On a tendance à schématiser les joueurs de foot parce qu’à un moment donné, certains ont véhiculé cette réputation rédhibitoire d’homme sans cervelle. Même si je ne pense pas que ce soit une majorité. En allant au fond des choses, on s’aperçoit que le football a énormément changé. Aujourd’hui les footballeurs doivent être prêts et réactifs dans leur interview, et ils n’y sont pas forcément préparés. Les médias font totalement partie du milieu. Et il y a une réelle évolution dans les techniques de communications, ce qui n’était pas forcément le cas auparavant.



Parlons un peu à présent de tes préférences en matière de football… Quel joueur est ton modèle ou ton idole de jeunesse ?
Lorsque j’étais plus jeune, Lilian Thuram a longtemps été un modèle d’exemplarité pour moi. L’épopée des Bleus en 98 a renforcé cet avis. Néanmoins, mon seul regret est de ne jamais avoir eu l’occasion de connaître l’homme.

Quand tu étais gamin, quelle(s) équipe(s) supportais-tu ?
Depuis les cités du Val d’Argenteuil où j’habitais, je supportais naturellement le PSG qui était le club de ma région. Je trouve d’ailleurs satisfaisant pour le football français que la capitale retrouve une dimension européenne sur la scène footballistique.

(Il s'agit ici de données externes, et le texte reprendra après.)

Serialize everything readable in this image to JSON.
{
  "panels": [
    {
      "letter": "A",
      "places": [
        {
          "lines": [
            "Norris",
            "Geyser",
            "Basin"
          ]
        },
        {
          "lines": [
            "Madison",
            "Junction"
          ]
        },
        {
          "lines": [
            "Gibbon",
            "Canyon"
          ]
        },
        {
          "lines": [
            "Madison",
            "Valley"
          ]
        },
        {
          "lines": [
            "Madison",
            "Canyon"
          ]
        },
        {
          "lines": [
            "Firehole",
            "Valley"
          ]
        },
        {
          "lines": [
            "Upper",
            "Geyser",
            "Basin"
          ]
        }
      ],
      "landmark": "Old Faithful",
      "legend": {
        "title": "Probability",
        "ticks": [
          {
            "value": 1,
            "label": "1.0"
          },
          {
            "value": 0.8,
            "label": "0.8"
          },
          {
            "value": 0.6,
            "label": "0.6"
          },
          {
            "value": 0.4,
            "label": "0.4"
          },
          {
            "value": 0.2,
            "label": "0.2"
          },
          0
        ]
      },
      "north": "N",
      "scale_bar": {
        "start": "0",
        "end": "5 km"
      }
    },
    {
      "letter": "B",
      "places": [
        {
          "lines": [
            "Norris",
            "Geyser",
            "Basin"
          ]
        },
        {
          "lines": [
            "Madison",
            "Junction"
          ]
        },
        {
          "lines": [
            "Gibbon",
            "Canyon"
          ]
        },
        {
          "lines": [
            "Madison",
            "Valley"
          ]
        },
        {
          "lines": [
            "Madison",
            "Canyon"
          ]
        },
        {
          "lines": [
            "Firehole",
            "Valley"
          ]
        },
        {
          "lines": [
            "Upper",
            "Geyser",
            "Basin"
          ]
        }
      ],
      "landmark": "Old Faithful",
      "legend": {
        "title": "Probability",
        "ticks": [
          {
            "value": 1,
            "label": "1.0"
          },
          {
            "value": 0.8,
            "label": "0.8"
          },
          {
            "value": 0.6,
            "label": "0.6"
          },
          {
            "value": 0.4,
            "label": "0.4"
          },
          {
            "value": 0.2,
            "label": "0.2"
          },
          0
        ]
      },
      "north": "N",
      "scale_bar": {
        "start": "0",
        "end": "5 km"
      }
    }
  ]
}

Quel est ton meilleur souvenir footballistique en tant que supporter, et celui en tant que joueur ?
Au-delà des titres gagnés,  c’est le maintien avec le FC Metz en 2004, qui correspond également à ma réelle éclosion chez les pros, qui représente mon meilleur souvenir en tant que joueur. En ce qui concerne mon meilleur souvenir supporter, c’est France 98, et la fiesta qu’on a pu faire dans les rues ! C’est surtout à ce moment-là que je me suis rendu compte de l’impact que peux avoir le football dans notre société.

Et les pires ?
En tant que joueur, mon pire souvenir reste notre descente en ligue 2 avec le FC Metz. De manière générale, ceux que j’ai en tant que supporter sont l’ensemble des tragédies dont nous avons pu être témoins lors de matchs de football : les décès de joueurs sur le terrain, la catastrophe de Furiani, les conséquences dramatiques des bagarres entre supporters…

A choisir parmi tous les championnats, lequel préfères-tu suivre et pourquoi ?
Parmi les championnats les plus réputés, je suis de plus en plus attiré par la Bundesliga. Les stades sont modernes avec une affluence constante. Et les allemands ont un football qui me séduit, il y a beaucoup de rythme, le jeu va vers l’avant, il y a gros niveau athlétique.

Le meilleur entraîneur selon toi, qu’il soit actuel ou passé, c’est qui ?
Le meilleur entraîneur est pour moi Jose Mourhino, pour l’ensemble de son œuvre.

La vidéo dans le foot, pour ou contre ? Tu es plutôt Michel Platini ou Sepp Blatter ?
Je suis pour la vidéo dans le football, même si je trouve certains arguments pertinents dans la bouche de ceux qui sont contre. Le niveau de compétition est de plus en plus élevé. La vitesse et l’intensité des matchs vont devoir être assumées par les corps arbitraux. Je pense que c’est inévitable sur la durée et j’espère simplement que cela ne va pas trop dénaturer ce sport.

Tu as l’air de préparer le terrain pour ton avenir, avec la formation en Marketing des Organisations Sportives que tu suis… Dans dix ans, tu te vois comment ?
 Dans dix ans, j’aurai peut-être un rôle différent dans le football. En revanche même si ça paraît comme étant une suite logique, passer mes diplômes d’entraîneur et de management ne me garantie pas obligatoirement un avenir dans le football. Entre temps, il est possible que je change de direction et que j’éprouve l’envie de faire autre chose. Néanmoins, j’avoue que j’aurais du mal à m’extirper du ballon rond. 


LE VESTIAIRE DU LOSC VU PAR FRANCK BERIA

Le plus chambreur : Je ne suis pas mauvais dans cet exercice…
Le plus calme : Idrissa Gueye
Le plus nerveux : Florent Balmont
Le plus sérieux : David Rozehnal
Le plus cultivé : Malheureusement, aucun joueur à part Grégory Dupont, notre préparateur physique.
Le plus Playboy : Marko Basa
Le plus marrant : Laurent Bonnart
Le plus timide : Adama Soumaoro (jeune joueur).